The altering politics of being younger
Undoubtedly, a continued interval of instability and psychological misery in childhood can be shaping the youngest era’s political attitudes and behaviours.
With fewer property to preserve in comparison with their dad and mom or grandparents, they’re extra more likely to lean extra to the left politically, and this gained’t change with age.
But, they continue to be engaged, thanks partially to obligatory voting, however are additionally abandoning social gathering loyalties.
Australian Election Research knowledge reveals 18–30-year-olds had been extra enthusiastic about politics in 2022 than in 1998 (67% vs 63%). On the identical time, they had been extra more likely to change votes throughout campaigns (43% vs 30%) and fewer more likely to persistently vote for a similar social gathering (28% vs 40%).
Their right-wing identification has practically halved since 1998, with the youth vote more and more favouring left-wing events (75% vs 61%).
Nonetheless, youthful Australians’ various digital information habits add to their political unpredictability.
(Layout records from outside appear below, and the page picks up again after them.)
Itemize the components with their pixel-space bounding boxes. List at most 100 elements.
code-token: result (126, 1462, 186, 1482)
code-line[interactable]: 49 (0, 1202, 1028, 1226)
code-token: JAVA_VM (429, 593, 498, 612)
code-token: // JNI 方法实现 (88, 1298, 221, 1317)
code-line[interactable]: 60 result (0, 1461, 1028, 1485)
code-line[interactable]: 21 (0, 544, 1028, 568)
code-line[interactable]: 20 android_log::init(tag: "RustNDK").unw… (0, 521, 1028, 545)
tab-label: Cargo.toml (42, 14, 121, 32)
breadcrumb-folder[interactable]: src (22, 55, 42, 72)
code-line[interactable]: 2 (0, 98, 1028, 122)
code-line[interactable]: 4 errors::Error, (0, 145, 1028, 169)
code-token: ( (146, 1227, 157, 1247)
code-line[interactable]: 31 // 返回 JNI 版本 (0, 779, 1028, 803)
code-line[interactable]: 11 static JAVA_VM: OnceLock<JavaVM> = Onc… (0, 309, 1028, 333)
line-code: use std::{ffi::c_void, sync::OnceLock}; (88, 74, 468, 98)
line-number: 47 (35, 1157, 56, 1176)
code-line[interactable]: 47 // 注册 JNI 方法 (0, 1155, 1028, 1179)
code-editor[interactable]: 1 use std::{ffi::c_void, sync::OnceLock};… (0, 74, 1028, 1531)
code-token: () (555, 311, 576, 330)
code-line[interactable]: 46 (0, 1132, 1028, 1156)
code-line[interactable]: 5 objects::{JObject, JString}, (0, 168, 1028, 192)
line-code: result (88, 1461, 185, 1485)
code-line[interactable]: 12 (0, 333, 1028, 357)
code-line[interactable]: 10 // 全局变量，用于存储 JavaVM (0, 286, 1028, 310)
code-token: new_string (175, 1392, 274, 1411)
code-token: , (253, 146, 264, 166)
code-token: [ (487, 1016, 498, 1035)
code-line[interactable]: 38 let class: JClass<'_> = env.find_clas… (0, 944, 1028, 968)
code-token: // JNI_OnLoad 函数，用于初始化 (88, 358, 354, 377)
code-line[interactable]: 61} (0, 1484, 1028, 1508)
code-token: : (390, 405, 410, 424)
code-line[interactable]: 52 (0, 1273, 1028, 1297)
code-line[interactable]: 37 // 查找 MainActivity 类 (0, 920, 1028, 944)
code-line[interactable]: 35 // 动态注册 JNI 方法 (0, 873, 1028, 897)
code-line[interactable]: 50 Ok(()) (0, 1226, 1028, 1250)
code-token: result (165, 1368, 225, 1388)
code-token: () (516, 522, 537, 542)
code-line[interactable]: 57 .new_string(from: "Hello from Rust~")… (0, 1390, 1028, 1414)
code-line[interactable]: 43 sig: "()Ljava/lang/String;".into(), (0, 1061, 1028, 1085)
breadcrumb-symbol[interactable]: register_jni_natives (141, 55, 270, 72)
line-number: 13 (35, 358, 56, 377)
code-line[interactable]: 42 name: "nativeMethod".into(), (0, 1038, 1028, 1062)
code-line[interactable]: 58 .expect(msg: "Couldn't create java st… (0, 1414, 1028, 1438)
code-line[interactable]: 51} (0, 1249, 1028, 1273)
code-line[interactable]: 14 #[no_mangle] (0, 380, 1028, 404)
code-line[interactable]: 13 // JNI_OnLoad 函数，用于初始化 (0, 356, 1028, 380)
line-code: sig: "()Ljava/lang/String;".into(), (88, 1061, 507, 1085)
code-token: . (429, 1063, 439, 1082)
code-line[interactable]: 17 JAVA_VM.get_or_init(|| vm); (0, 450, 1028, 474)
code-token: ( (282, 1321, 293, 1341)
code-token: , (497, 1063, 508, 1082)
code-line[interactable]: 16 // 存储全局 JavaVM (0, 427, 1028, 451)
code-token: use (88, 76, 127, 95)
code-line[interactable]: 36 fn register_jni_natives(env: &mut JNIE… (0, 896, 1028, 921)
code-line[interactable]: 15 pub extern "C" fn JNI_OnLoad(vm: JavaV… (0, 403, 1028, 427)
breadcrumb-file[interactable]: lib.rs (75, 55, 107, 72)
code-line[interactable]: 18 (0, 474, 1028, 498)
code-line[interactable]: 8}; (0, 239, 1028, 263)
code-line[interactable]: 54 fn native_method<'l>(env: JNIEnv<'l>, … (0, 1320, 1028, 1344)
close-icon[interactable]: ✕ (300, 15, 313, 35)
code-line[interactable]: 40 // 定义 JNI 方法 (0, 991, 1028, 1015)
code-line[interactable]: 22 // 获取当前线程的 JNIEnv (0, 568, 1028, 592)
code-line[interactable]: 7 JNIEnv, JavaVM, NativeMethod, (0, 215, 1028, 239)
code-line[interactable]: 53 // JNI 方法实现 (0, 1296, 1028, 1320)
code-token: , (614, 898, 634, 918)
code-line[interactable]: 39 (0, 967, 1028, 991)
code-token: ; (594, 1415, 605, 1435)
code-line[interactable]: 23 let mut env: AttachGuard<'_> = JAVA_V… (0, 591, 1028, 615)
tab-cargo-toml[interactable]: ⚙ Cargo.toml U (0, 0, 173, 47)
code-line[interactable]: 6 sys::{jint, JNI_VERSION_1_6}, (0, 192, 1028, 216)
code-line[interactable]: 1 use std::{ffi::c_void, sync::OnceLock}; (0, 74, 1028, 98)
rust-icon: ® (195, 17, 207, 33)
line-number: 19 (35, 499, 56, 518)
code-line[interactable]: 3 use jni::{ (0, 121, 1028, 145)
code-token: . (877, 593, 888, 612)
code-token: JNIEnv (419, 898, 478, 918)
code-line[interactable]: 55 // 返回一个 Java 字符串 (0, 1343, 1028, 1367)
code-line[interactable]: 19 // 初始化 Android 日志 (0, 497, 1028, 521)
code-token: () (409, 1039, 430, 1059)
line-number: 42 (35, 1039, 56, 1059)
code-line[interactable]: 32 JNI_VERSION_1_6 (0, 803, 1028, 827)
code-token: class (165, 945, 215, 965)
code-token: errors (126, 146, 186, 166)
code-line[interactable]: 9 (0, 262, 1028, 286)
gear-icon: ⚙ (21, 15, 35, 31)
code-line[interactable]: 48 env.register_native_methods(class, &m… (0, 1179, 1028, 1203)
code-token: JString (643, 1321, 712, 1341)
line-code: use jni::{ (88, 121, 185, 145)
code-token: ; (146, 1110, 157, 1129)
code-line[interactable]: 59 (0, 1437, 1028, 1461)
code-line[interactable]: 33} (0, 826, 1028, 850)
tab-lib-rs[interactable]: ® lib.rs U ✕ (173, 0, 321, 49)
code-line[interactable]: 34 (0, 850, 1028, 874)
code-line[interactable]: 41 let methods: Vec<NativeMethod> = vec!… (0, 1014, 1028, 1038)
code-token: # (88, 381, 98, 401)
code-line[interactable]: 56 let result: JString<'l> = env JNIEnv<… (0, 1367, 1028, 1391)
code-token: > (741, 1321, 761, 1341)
With 60% of Gen Z relying short-form movies, podcasts, and social media platforms for information in 2024, they’re more and more uncovered to fragmented, algorithm-driven content material.
This shift, coupled with rising considerations about misinformation, contributes to their volatility as voters.
Total, younger Australians are coming of age in an period the place arduous work now not ensures safety. How Australia adapts to this shifting financial and political actuality will form the nation’s future for many years to come back.
This piece is a part of a collection on how Australia has modified for the reason that 12 months 2000. You may learn different items within the collection right here.